Turismo espacial vai além de assistir aos foguetes
Por enquanto, grande parte desse mercado acontece com os pés no chão. Mas empresas chinesas já trabalham em uma etapa bem mais ambiciosa: colocar os próprios turistas dentro de veículos espaciais.

A startup chinesa Deep Blue Aerospace anunciou planos de iniciar voos turísticos suborbitais em 2027. Os bilhetes foram anunciados por 1,5 milhão de yuans, aproximadamente US$ 210 mil na cotação divulgada na época. Os dois primeiros lugares colocados à venda, em 2024, foram comprados durante uma transmissão ao vivo em uma plataforma chinesa de comércio eletrônico.

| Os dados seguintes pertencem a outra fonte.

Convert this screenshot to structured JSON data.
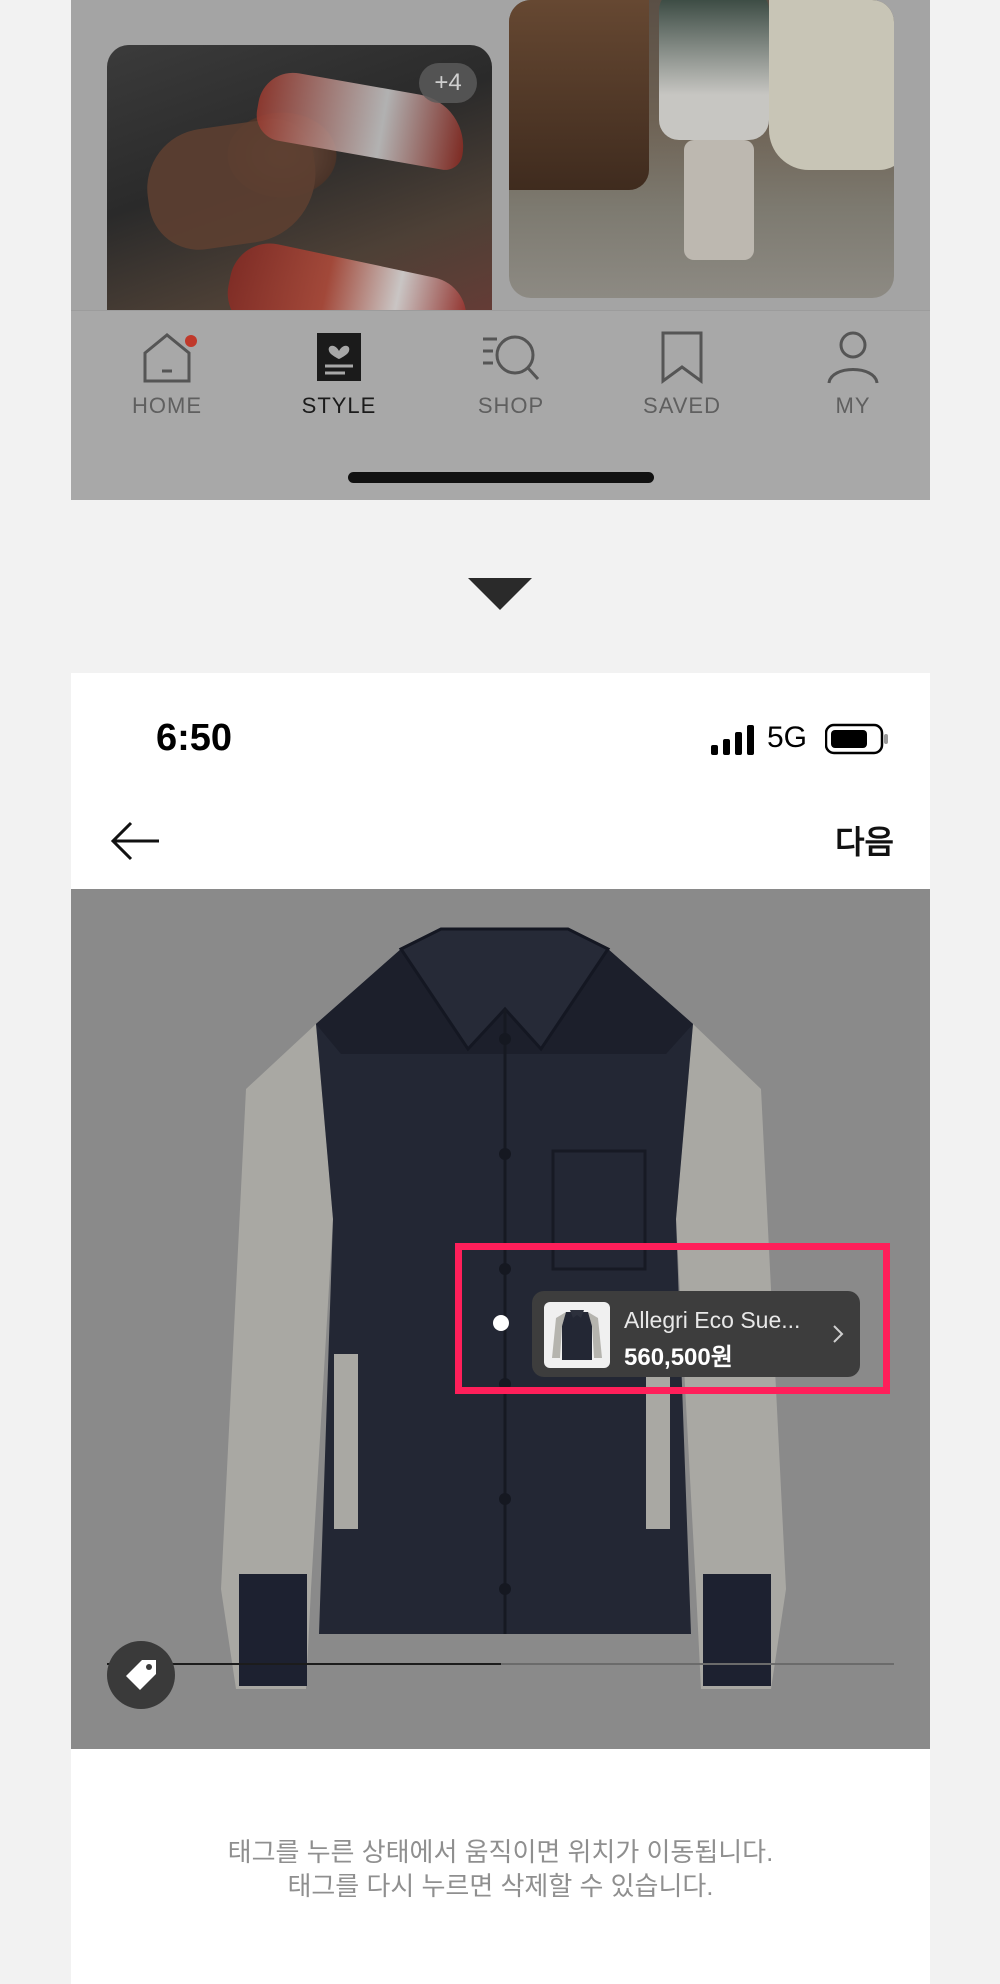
{
  "previous_screen": {
    "photo_badge": "+4",
    "tabs": [
      {
        "label": "HOME",
        "icon": "home-icon",
        "has_notification": true
      },
      {
        "label": "STYLE",
        "icon": "style-icon",
        "active": true
      },
      {
        "label": "SHOP",
        "icon": "shop-search-icon"
      },
      {
        "label": "SAVED",
        "icon": "bookmark-icon"
      },
      {
        "label": "MY",
        "icon": "person-icon"
      }
    ]
  },
  "status_bar": {
    "time": "6:50",
    "network": "5G"
  },
  "header": {
    "back_icon": "arrow-left-icon",
    "next_label": "다음"
  },
  "product_tag": {
    "name": "Allegri Eco Sue...",
    "price": "560,500원"
  },
  "image_progress": 0.5,
  "help_text": {
    "line1": "태그를 누른 상태에서 움직이면 위치가 이동됩니다.",
    "line2": "태그를 다시 누르면 삭제할 수 있습니다."
  },
  "colors": {
    "highlight": "#ff1f5a",
    "notification": "#c0392b"
  }
}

A experiência prevista é diferente de uma viagem orbital. O veículo deverá alcançar entre 100 e 150 quilômetros de altitude e depois retornar à Terra. A previsão divulgada pela empresa é de aproximadamente 12 minutos de viagem, incluindo pelo menos cinco minutos de sensação de ausência de peso.
Da Terra à Lua
A China realizou seu primeiro voo espacial tripulado em 2003, sua primeira caminhada espacial em 2008 e concluiu a estação espacial Tiangong em 2022. Também se tornou o primeiro país a pousar uma missão no lado oculto da Lua e, posteriormente, trouxe para a Terra amostras coletadas naquela região lunar.
Agora, um dos principais objetivos é realizar um pouso tripulado na Lua antes de 2030. A China também desenvolve planos de longo prazo relacionados à exploração de Marte.
A expansão acontece em meio à disputa tecnológica e estratégica com os Estados Unidos e ao crescimento de empresas privadas dentro do setor espacial chinês. Ao mesmo tempo, quanto mais frequentes e visíveis se tornam essas missões, mais o espaço passa a fazer parte do cotidiano e do imaginário da população.